Let $X$ be a connected compact smooth manifold. If $X$ is boundaryless, we can choose a Riemannian metric for $X$ so that $\pi_1(X)$ acts geometrically (ie. properly, cocompactly, isometries) on the universal cover $\tilde{X}$. Because it is know that a group acting geometrically on a simply connected geodesic space is finitely presented (see Bridson and Haefliger's book, Metric spaces of non-postive curvature), we deduce that $\pi_1(X)$ is itself finitely presented.

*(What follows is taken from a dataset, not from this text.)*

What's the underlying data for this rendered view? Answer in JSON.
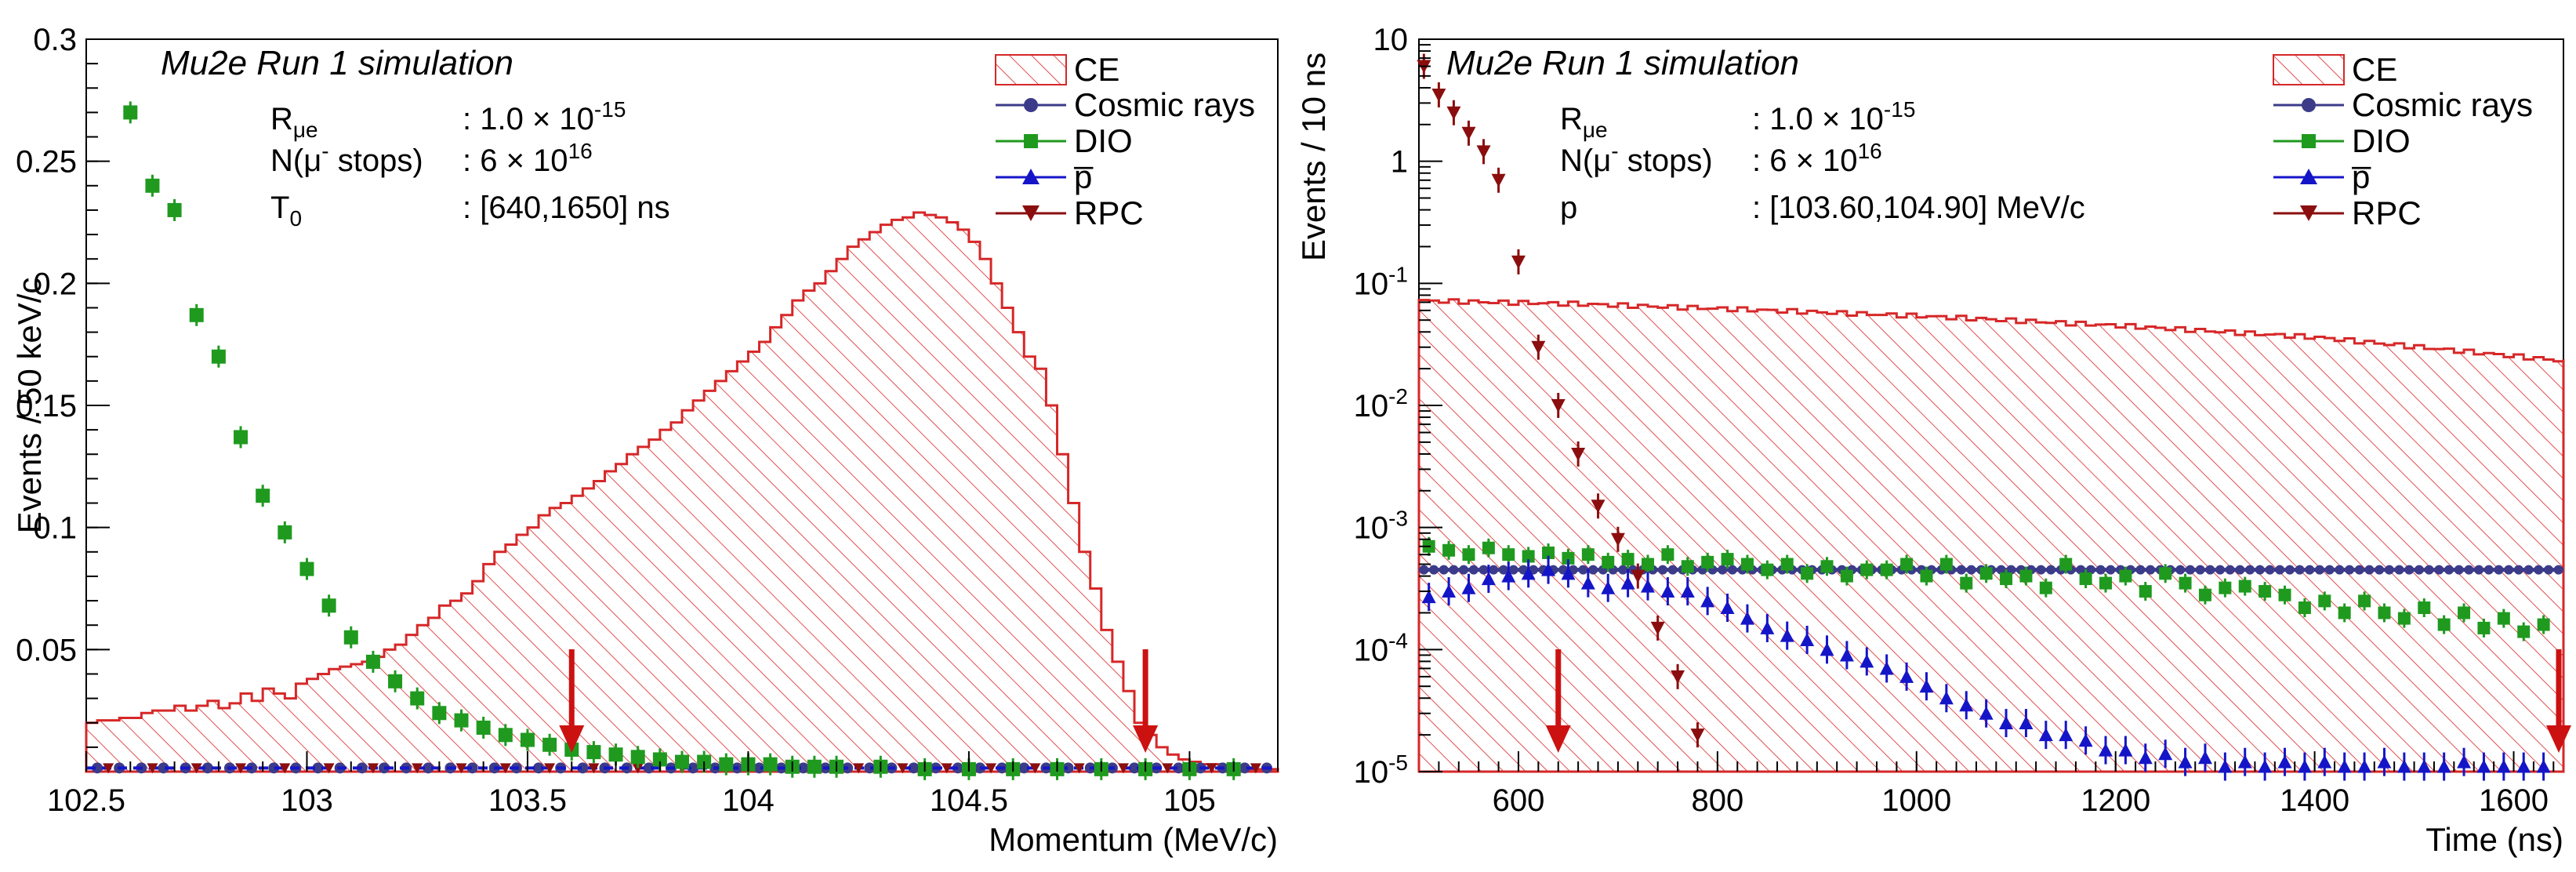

What happens when $X$ has a boundary?
Best Answer
Differentiable manifolds can always be given the structure of PL manifolds, which can be triangulated into simplicial complexes. By shrinking a spanning tree of the 1-skeleton of this simplicial complex, we can obtain a CW complex $X$ with a single $0$-cell. This complex is no longer a manifold, but has the same fundamental group as the original manifold, since quotienting out by a contractible subspace is a homotopy equivalence.
If the manifold is compact, it has a simplicial decomposition with a finite number of cells. This carries over to $X$. But the fundamental group of a $CW$ complex with a single $0$-cell has a presentation with a generator for each $1$-cell and a relation for each $2$-cell. Thus $X$, and therefore the original manifold, has a finitely presented fundamental group.